Slow on the draw
Some of our users were complaining of slow performance on one of our web-based utilities. There are, unfortunately, a number of factors that can affect system performance. I haven’t spent much time learning the best practices for profiling a system to discover the source of bottlenecks, but my hunch was that the problem was in MySQL.
The users in question were having problems with slow
UPDATE statements. I used the status and variables tabs of PHPMyAdmin (PMA) to try and find any possible bottlenecks in MySQL. These tabs are equivalent to the
SHOW STATUS and
SHOW VARIABLES SQL statements respectively. The nice thing about PMA is that it will highlight any values it thinks may be causing a problem.
At first I thought locking might be the source of the slowdown, but after some testing I don’t think that’s the case. In my informal click test (clicking the save button on the form being used over and over) the worst delay I ran into was about five seconds. The delay time being experienced by the users was in the neighborhood of thirty seconds.
When I thought about the delay more I remembered a similar problem I’ve experienced myself when logging in to one of the utilities. The log in could easily take up to 30 seconds at times. It took a while to nail down the possible culprit, but I believe it may be the MySQL table cache. These are the tables MySQL has accessed that it stores in memory in order to speed up future access. After a bit more testing I’ve come to the conclusion that a significant slow-down may be occurring while as MySQL removes one table from the cache and loads another one. By upping the value of the
table_cache parameter in my.cnf I believe that the delay caused by this operation should be avoided.
I upped the
table_cache from 64 to 80. I thought about doubling the value to have a bit of a safety net, but the drawback would be higher RAM usage. I’ll have to watch the
opened_tables status variable and see if the new cache value is sufficient.
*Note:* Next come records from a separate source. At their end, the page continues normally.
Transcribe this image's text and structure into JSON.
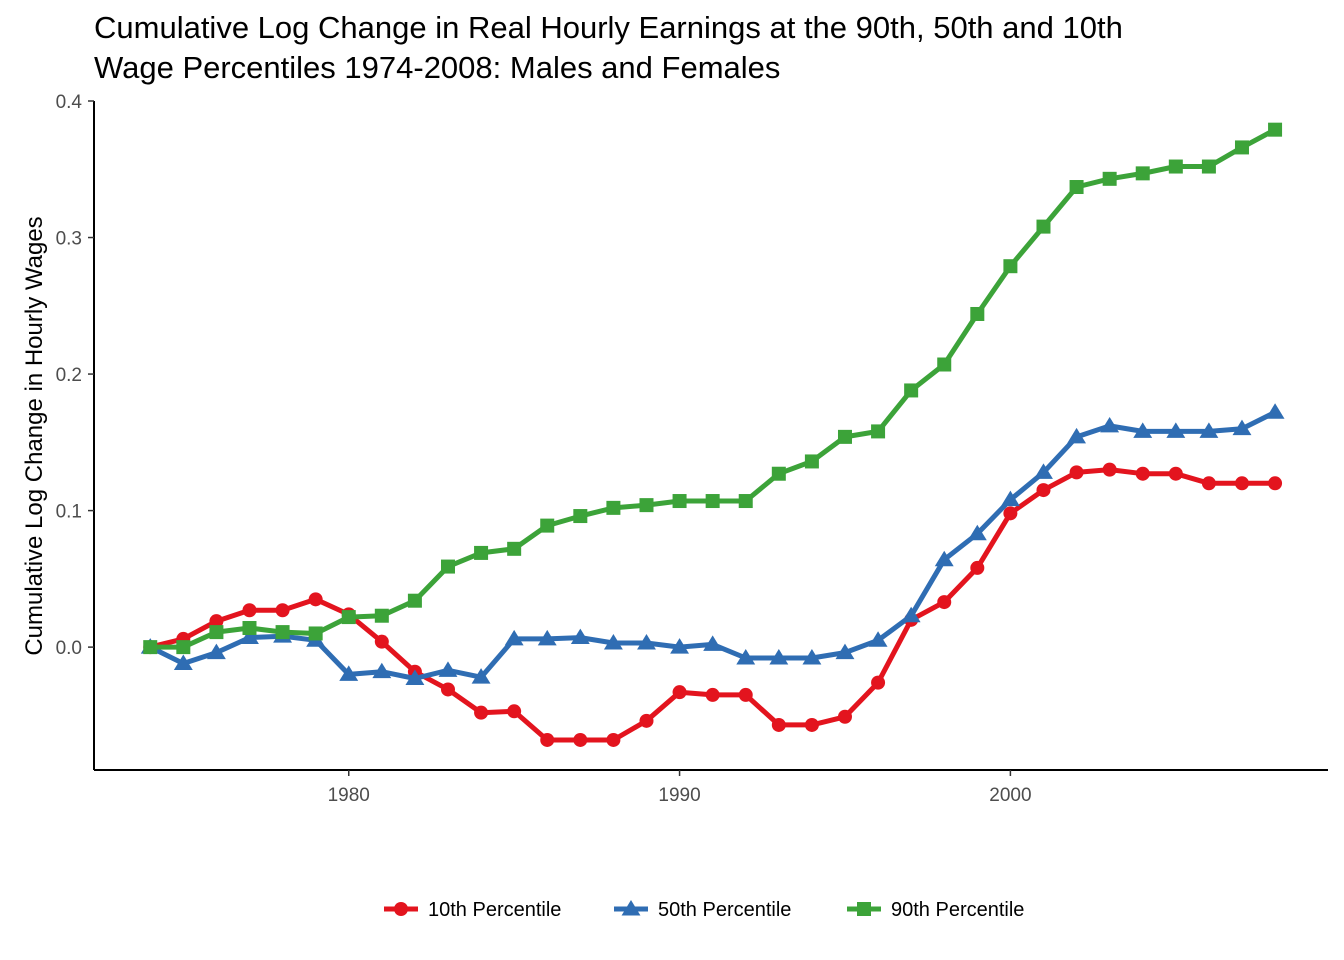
{
  "chart_data": {
    "type": "line",
    "title_lines": [
      "Cumulative Log Change in Real Hourly Earnings at the 90th, 50th and 10th",
      "Wage Percentiles 1974-2008: Males and Females"
    ],
    "xlabel": "",
    "ylabel": "Cumulative Log Change in Hourly Wages",
    "xlim": [
      1972.3,
      2009.6
    ],
    "ylim": [
      -0.09,
      0.4
    ],
    "x_ticks": [
      1980,
      1990,
      2000
    ],
    "y_ticks": [
      0.0,
      0.1,
      0.2,
      0.3,
      0.4
    ],
    "y_tick_labels": [
      "0.0",
      "0.1",
      "0.2",
      "0.3",
      "0.4"
    ],
    "grid": false,
    "legend_position": "bottom",
    "x": [
      1974,
      1975,
      1976,
      1977,
      1978,
      1979,
      1980,
      1981,
      1982,
      1983,
      1984,
      1985,
      1986,
      1987,
      1988,
      1989,
      1990,
      1991,
      1992,
      1993,
      1994,
      1995,
      1996,
      1997,
      1998,
      1999,
      2000,
      2001,
      2002,
      2003,
      2004,
      2005,
      2006,
      2007,
      2008
    ],
    "series": [
      {
        "name": "10th Percentile",
        "color": "#e3141e",
        "marker": "circle",
        "values": [
          0.0,
          0.006,
          0.019,
          0.027,
          0.027,
          0.035,
          0.024,
          0.004,
          -0.018,
          -0.031,
          -0.048,
          -0.047,
          -0.068,
          -0.068,
          -0.068,
          -0.054,
          -0.033,
          -0.035,
          -0.035,
          -0.057,
          -0.057,
          -0.051,
          -0.026,
          0.02,
          0.033,
          0.058,
          0.098,
          0.115,
          0.128,
          0.13,
          0.127,
          0.127,
          0.12,
          0.12,
          0.12
        ]
      },
      {
        "name": "50th Percentile",
        "color": "#2f6db3",
        "marker": "triangle",
        "values": [
          0.0,
          -0.012,
          -0.004,
          0.007,
          0.008,
          0.005,
          -0.02,
          -0.018,
          -0.023,
          -0.017,
          -0.022,
          0.006,
          0.006,
          0.007,
          0.003,
          0.003,
          0.0,
          0.002,
          -0.008,
          -0.008,
          -0.008,
          -0.004,
          0.005,
          0.023,
          0.064,
          0.083,
          0.108,
          0.128,
          0.154,
          0.162,
          0.158,
          0.158,
          0.158,
          0.16,
          0.172
        ]
      },
      {
        "name": "90th Percentile",
        "color": "#3ca339",
        "marker": "square",
        "values": [
          0.0,
          0.0,
          0.011,
          0.014,
          0.011,
          0.01,
          0.022,
          0.023,
          0.034,
          0.059,
          0.069,
          0.072,
          0.089,
          0.096,
          0.102,
          0.104,
          0.107,
          0.107,
          0.107,
          0.127,
          0.136,
          0.154,
          0.158,
          0.188,
          0.207,
          0.244,
          0.279,
          0.308,
          0.337,
          0.343,
          0.347,
          0.352,
          0.352,
          0.366,
          0.379
        ]
      }
    ]
  }
}
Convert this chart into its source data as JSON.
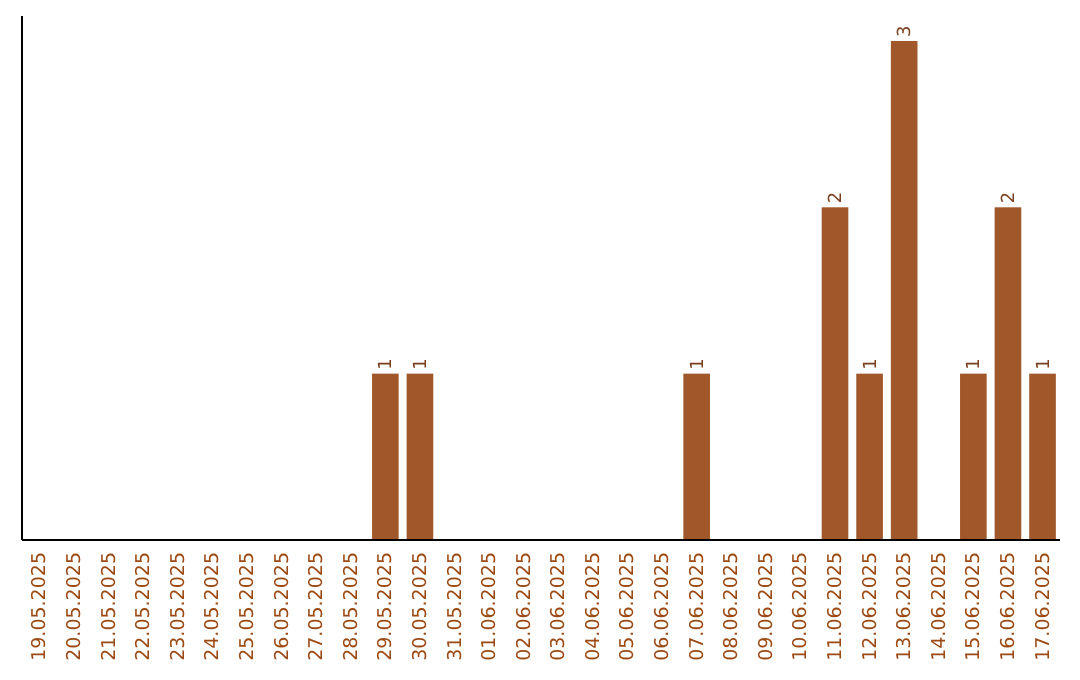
{
  "chart_data": {
    "type": "bar",
    "categories": [
      "19.05.2025",
      "20.05.2025",
      "21.05.2025",
      "22.05.2025",
      "23.05.2025",
      "24.05.2025",
      "25.05.2025",
      "26.05.2025",
      "27.05.2025",
      "28.05.2025",
      "29.05.2025",
      "30.05.2025",
      "31.05.2025",
      "01.06.2025",
      "02.06.2025",
      "03.06.2025",
      "04.06.2025",
      "05.06.2025",
      "06.06.2025",
      "07.06.2025",
      "08.06.2025",
      "09.06.2025",
      "10.06.2025",
      "11.06.2025",
      "12.06.2025",
      "13.06.2025",
      "14.06.2025",
      "15.06.2025",
      "16.06.2025",
      "17.06.2025"
    ],
    "values": [
      0,
      0,
      0,
      0,
      0,
      0,
      0,
      0,
      0,
      0,
      1,
      1,
      0,
      0,
      0,
      0,
      0,
      0,
      0,
      1,
      0,
      0,
      0,
      2,
      1,
      3,
      0,
      1,
      2,
      1
    ],
    "value_labels": [
      null,
      null,
      null,
      null,
      null,
      null,
      null,
      null,
      null,
      null,
      "1",
      "1",
      null,
      null,
      null,
      null,
      null,
      null,
      null,
      "1",
      null,
      null,
      null,
      "2",
      "1",
      "3",
      null,
      "1",
      "2",
      "1"
    ],
    "color": "#a0582a",
    "ylim": [
      0,
      3.15
    ],
    "tick_labels": "x"
  }
}
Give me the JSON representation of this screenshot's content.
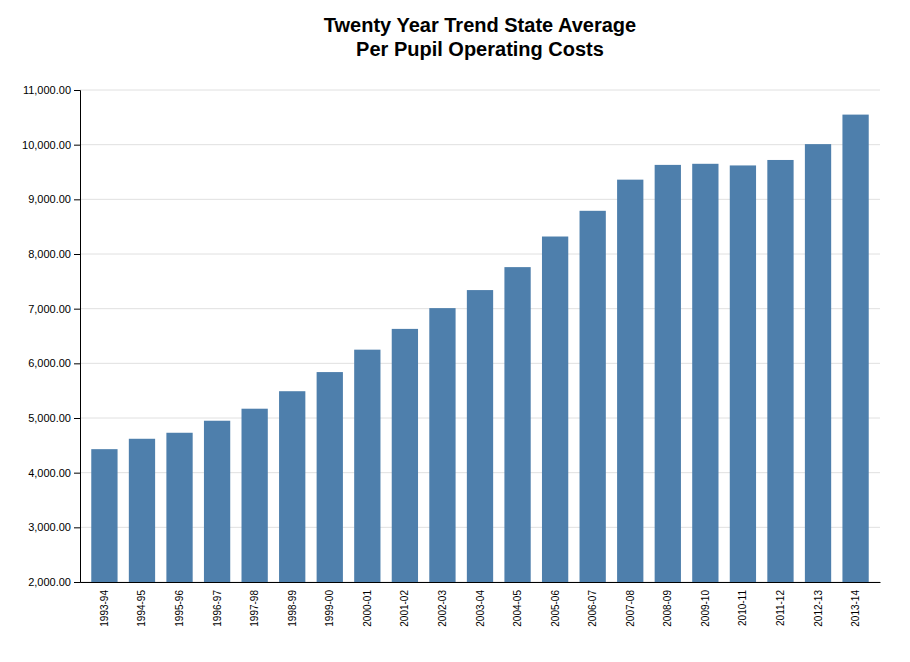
{
  "chart_data": {
    "type": "bar",
    "title": "Twenty Year Trend State Average\nPer Pupil Operating Costs",
    "categories": [
      "1993-94",
      "1994-95",
      "1995-96",
      "1996-97",
      "1997-98",
      "1998-99",
      "1999-00",
      "2000-01",
      "2001-02",
      "2002-03",
      "2003-04",
      "2004-05",
      "2005-06",
      "2006-07",
      "2007-08",
      "2008-09",
      "2009-10",
      "2010-11",
      "2011-12",
      "2012-13",
      "2013-14"
    ],
    "values": [
      4430,
      4620,
      4730,
      4950,
      5170,
      5490,
      5840,
      6250,
      6630,
      7010,
      7340,
      7760,
      8320,
      8790,
      9360,
      9630,
      9650,
      9620,
      9720,
      10010,
      10550
    ],
    "color": "#4e7fac",
    "ylim": [
      2000,
      11000
    ],
    "yticks": [
      {
        "value": 2000,
        "label": "2,000.00"
      },
      {
        "value": 3000,
        "label": "3,000.00"
      },
      {
        "value": 4000,
        "label": "4,000.00"
      },
      {
        "value": 5000,
        "label": "5,000.00"
      },
      {
        "value": 6000,
        "label": "6,000.00"
      },
      {
        "value": 7000,
        "label": "7,000.00"
      },
      {
        "value": 8000,
        "label": "8,000.00"
      },
      {
        "value": 9000,
        "label": "9,000.00"
      },
      {
        "value": 10000,
        "label": "10,000.00"
      },
      {
        "value": 11000,
        "label": "11,000.00"
      }
    ],
    "grid": true
  }
}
I won’t be able to see the affects until next week. The users say the problem seems to be worse in the mornings. This is likely the most probable time that the table cache is being optimized based on usage, with tables going in and out of the cache.
Staying off the disk
Table locking isn’t totally out of the question, though. With up to five people entering data at the same time it’s possible that a user could get stuck at the end of a locking queue waiting for the others to finish. There’s not a lot that can be done to prevent lock conflicts. We can raise the priority of
SELECTs or decrease the priority of
UPDATEs. Otherwise switching to InnoDB might show something of a performance increase (from the user’s perspective). Since InnoDB uses row-level locking the overall time a user spends waiting on locks could decrease significantly. Of course, InnoDB isn’t without its drawbacks in the form of higher overhead and the inability to perform full text searches. (Full text search is not a concern for the table involved in this instance.)
While I was modifying the operational parameters of MySQL I went ahead and updated the
tmp_table_size option as well. The number of temporary tables being written to disk was relatively high when compared to the total number of temporary tables created (almost 50%). This can cause sluggish response time as well so I’m hoping that updating this value (32M to 48M) will also show an improvement in server responsiveness. I have a feeling I’ll need to push this even higher, but again I need to keep an eye on overall RAM usage. All this optimization will prove pointless if the system has to start paging out to disk because the RAM is full.
Keeping it real (fast)
One issue to keep in mind with regard to server performance is indexes. A join should always be done on an indexed field, otherwise there can be serious lag as the system seeks out matching records. We appear to have a large number of join operations running that do not use indexes. Finding the offending SQL statements will require a bit of investigation, however, and so I don’t expect to address quickly. Also, I don’t believe this is an issue in the user-experienced sluggishness so I’ll probably address these as I come across them.